Bu araştırma sonuçlarının yanında bir de Dünya Değerler Araştırması verilerine göz atalım. 18 yaşın üzerindekilere uygulanan Dünya Değerler Araştırması'nın 2007 sonuçlarından kendini dindar olarak tanımlayanların oranına bakılması sübjektif dindarlık algısı açısından önemlidir. Kendini dindar olarak tanımlayanların bazı ülkelere göre dağılımı şöyledir: Türkiye yüzde 82, Fransa, Almanya yüzde 43, ABD yüzde 72, İran yüzde 87 ve Malezya yüzde 89. Bu sonuçlara göre Müslümanların çoğunlukta olduğu ülkelerde dindarlık düzeyi yüksek seviyede iken iki Batı Avrupa ülkesinde kendini dindar hissedenlerin oranı düşüktür. Bir Batı ülkesi olan ABD'de ise Batı Avrupa'ya göre dindarlık düzeyi oldukça yüksektir. Bu durumun yalnız bu araştırma ile sınırlı olmayan bir husus olduğunu belirtmekte yarar var.

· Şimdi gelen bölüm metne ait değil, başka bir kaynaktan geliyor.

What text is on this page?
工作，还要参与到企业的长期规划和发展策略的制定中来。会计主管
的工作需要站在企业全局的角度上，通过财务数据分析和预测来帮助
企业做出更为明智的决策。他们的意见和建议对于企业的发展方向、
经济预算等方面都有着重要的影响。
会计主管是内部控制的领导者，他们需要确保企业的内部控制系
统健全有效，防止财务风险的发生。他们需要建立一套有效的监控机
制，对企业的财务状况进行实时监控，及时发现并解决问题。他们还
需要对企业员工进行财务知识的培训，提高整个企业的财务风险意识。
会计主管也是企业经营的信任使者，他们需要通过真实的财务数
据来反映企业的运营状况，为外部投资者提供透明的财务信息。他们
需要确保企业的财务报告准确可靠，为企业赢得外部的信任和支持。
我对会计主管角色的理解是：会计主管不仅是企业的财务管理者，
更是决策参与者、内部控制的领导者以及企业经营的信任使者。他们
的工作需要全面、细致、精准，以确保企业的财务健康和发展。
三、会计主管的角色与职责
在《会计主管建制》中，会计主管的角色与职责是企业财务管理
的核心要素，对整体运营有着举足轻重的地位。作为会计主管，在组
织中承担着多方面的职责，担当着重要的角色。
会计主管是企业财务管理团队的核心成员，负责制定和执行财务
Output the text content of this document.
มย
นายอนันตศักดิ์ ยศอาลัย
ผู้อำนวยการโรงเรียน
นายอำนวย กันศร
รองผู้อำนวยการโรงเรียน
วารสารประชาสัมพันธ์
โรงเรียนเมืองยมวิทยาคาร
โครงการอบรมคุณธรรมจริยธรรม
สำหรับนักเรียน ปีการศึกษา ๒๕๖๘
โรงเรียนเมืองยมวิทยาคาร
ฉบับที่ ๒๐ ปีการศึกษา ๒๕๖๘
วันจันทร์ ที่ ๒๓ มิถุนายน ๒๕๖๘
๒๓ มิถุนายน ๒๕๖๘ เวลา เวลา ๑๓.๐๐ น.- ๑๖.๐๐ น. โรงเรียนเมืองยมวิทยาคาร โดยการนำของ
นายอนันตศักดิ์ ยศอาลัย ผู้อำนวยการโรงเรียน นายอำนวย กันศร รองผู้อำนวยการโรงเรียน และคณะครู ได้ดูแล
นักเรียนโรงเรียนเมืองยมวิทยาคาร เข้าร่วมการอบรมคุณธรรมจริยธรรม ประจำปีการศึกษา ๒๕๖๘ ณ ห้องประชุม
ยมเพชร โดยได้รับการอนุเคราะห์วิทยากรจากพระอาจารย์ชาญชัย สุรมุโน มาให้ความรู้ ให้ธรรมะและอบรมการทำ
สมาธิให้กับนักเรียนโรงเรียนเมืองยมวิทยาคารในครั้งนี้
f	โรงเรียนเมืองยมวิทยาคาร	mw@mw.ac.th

Eğitim düzeyi ile kendisini dindar olarak tanımlama ilişkisine baktığımız zaman ilginç sonuçlar ortaya çıkmaktadır. Türk deneklerden zorunlu eğitimi tamamlayanların yüzde 92'si kendini dindar kabul ederken bu oran, üniversite mezunlarında yüzde 59'a düşmektedir. Yukarıda zikredilen ülkelerden eğitim düzeyinin yükselmesi ile dindarlık düzeyinin düşmesi ilişkisinde Türkiye'ye benzer bir sonucun yalnız Fransa'da olduğu görülmektedir. Bunun tam zıddı olarak Malezya'da ise üniversite mezunları ilköğretim mezunlarına göre daha dindar olduklarını ifade etmektedirler. Dünya Değerler Araştırması'nın "yönetim görevlerinde dinibütün insanların bulunması" sorusuna olumlu cevap verenlerin Türkiye ortalaması yüzde 48 iken, bu oran üniversite mezunlarında yüzde 27'ye düşmektedir.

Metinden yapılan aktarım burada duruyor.